I wanted to discuss and ask why this language is triggering for many when it is employed in this manner.

I get the concept as we have discussed often that telling a donor conceived person that they should be happy to just be alive is not a valid or helpful argument to ever make because it is not the issue. The issue is the manner of their creation and how that this constructed creation cuts off a donor conceived person from their biological parent, heritage, and needed medical family history.

I expect it's much the same concept here that the "wanted" construct is being used to circumvent any negative reaction to the knowledge that their donor conception did cause those connections to be broken. The feeling being that the "wanted" construct is just the first act to push children, some might argue brainwash them, into being good little commodities and accept their creation story when in fact they were created for the benefit of their recipient parents.
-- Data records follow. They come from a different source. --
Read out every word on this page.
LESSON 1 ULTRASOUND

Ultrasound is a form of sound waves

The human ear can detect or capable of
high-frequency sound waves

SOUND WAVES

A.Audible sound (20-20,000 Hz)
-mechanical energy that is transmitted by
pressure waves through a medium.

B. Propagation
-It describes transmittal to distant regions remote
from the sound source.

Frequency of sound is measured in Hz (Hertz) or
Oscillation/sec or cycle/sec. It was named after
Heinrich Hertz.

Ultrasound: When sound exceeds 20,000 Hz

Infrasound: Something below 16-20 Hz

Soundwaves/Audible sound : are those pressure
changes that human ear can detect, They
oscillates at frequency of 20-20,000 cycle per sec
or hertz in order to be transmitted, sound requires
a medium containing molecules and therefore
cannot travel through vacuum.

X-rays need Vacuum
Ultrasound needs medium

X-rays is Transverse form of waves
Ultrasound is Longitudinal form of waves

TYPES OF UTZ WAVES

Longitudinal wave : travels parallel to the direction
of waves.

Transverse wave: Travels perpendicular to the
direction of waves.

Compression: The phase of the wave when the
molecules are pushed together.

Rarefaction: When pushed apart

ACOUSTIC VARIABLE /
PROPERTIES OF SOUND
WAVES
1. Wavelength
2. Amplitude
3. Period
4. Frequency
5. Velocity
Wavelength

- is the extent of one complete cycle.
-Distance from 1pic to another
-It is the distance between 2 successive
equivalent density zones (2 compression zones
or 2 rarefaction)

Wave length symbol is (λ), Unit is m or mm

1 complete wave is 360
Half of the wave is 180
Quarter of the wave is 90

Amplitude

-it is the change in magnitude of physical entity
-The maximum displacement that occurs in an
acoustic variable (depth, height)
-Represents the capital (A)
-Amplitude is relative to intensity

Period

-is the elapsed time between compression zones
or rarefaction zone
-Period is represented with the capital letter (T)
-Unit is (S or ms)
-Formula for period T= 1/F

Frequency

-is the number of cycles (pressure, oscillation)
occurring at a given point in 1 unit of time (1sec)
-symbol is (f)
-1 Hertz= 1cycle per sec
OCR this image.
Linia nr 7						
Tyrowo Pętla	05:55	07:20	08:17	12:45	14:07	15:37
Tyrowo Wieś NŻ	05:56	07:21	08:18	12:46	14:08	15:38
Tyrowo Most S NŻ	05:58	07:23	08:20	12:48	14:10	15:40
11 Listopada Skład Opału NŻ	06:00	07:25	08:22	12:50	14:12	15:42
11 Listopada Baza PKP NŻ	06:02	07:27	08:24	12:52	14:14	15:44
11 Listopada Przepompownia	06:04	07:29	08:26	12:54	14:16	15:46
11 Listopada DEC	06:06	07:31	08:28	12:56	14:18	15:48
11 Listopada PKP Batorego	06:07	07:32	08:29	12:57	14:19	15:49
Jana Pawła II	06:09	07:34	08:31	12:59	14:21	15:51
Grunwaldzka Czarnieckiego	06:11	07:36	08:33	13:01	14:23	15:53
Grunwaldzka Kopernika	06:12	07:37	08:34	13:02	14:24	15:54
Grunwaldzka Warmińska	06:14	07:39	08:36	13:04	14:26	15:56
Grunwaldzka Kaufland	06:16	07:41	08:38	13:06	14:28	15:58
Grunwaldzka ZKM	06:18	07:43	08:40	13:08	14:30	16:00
I am writing this with language I have heard and read for years that I personally have felt a bit terse but I fully understand the intense feelings and arguments behind. Remember I am one of those recipient parents but one who has been trying to further the discussion so please forgive me this moment of reaction as I put forth my inquiry.

So I guess my question is have I accurately stated the objections to the "you were so wanted" construct used in kids books? Am I missing something else that recipient parents should understand and be able to address with their kids to fairly balance out the construct. I am sure a few psychologists out here can help with the theory in lay terms we can use to help our kids.